When the Rev. Dr. Martin Luther King Jr. came to New York City, it usually meant something important was going to happen.

The legendary civil rights leader gave his powerful and controversial speech against the war in Vietnam at Riverside Church in 1967. Mayor Robert Wagner sought his counsel after the shooting of a 15-year-old boy by an off-duty police officer sparked riots. King joined other leaders in New York City to help plan the historic March on Washington.

Fifty years after King’s assassination, historians and community leaders are reflecting on his legacy and how it continues today. A new exhibit at the Museum of the City of New York examines King’s impact on the city and the time he spent here.

The exhibit opens Saturday, ahead of the national holiday on what would have been King’s 89th birthday.

“New York City played a major role in the establishment of Martin Luther King Jr. as a national figure and giving his voice a national platform,” said Wallace Ford, a professor and chairman of the Department of Public Administration at Medgar Evers College’s School of Business.

Ford pointed out that King also received some vital early support from major ministries and groups in Brooklyn as well as Harlem.

“A lot of important work happened in New York,” said Sarah Seidman, the Puffin Foundation Curator of Social Activism at the Museum of the City of New York, who curated the exhibition.

Along with speeches, public appearances and media coverage, New York was where King spent time getting legal advice, strategizing and fundraising.

“That behind the scenes activity helped make the civil rights movement what it was,” she added.

An early attempt on King’s life took place in the city. A deranged African-American woman stabbed him in the chest with a letter opener during a Harlem book signing event in 1958. Wagner later declared King an honorary New Yorker after he won the Nobel Peace Prize in 1964 and hosted a celebration

Seidman worked with Sean Corcoran, the museum’s curator of prints and photographs, to cull through the museum’s archives as well other collections from around the city.

“We found and juxtaposed together an array of photos that had not really been shown together to illuminate his vision and how New York was a critical staging ground,” she said.

The exhibit includes speeches and events he attended in the city in the 1950s though his death in 1968. It also explores the aftermath of his assassination and how New Yorkers mourned, grieved and protested.

While he is now almost universally praised as an icon, King often ruffled feathers — even among his colleagues in the civil rights movement and white liberals.

In his eloquent speeches to the Urban League in 1960 and at the City College commencement in 1963, King highlighted the prevalence of segregation in the North and reminded New Yorkers that problems of racism were not exclusive to states in the South, said Jeanne Theoharis, CUNY distinguished professor of political science at Brooklyn College.

“He called out systematic racial injustice in New York,” said Theoharis, author of the upcoming book “A More Beautiful and Terrible History: The Uses and Misuses of Civil Rights History.”

His 1967 speech at Riverside Church against the Vietnam War was a game-changer.

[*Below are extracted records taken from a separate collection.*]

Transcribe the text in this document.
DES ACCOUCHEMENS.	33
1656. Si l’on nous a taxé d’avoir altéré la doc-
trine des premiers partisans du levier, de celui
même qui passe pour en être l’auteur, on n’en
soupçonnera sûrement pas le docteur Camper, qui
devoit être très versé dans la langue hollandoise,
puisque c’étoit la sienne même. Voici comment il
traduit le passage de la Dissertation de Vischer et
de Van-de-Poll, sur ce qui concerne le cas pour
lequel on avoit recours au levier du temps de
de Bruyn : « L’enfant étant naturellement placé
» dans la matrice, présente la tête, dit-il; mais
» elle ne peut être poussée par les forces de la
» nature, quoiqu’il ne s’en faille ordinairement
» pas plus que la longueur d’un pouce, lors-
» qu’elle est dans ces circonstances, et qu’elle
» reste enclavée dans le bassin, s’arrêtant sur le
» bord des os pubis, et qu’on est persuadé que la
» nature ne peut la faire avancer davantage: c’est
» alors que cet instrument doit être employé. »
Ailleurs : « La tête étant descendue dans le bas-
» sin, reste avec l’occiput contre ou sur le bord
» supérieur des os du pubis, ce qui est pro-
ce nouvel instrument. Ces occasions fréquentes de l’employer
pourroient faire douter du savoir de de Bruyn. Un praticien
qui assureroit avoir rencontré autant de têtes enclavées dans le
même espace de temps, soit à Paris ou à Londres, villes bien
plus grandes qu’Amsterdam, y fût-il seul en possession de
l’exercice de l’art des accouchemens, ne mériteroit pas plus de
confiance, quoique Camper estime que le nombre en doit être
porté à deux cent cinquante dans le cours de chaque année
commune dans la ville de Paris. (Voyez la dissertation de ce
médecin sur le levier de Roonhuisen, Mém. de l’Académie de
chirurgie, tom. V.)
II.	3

But while it set a strong argument for an end to the war, it also drew the wrath of some supporters and The New York Times which ran an editorial criticizing him

“There was a fear it would compromise his civil rights work,” said Theoharis. “There was a lot of trepidation about that.”

Seidman said King was a much more complex and even radical person than is often remembered.

“New York was also a very logical place for King to emphasize questions, not just of racism but of poverty and critiques of capitalism and U.S. policies abroad."

The exhibit also examines the protracted fight to recognize King’s birthday as a national holiday.

“It’s a good reminder that even in his death, his legacy challenges so much of the status quo in pushing for more equality and a fair society in ways that were challenging,” Seidman said.

Correction: An earlier version of this article had an incorrect date for the exhibit's launch. The correct opening day is Saturday.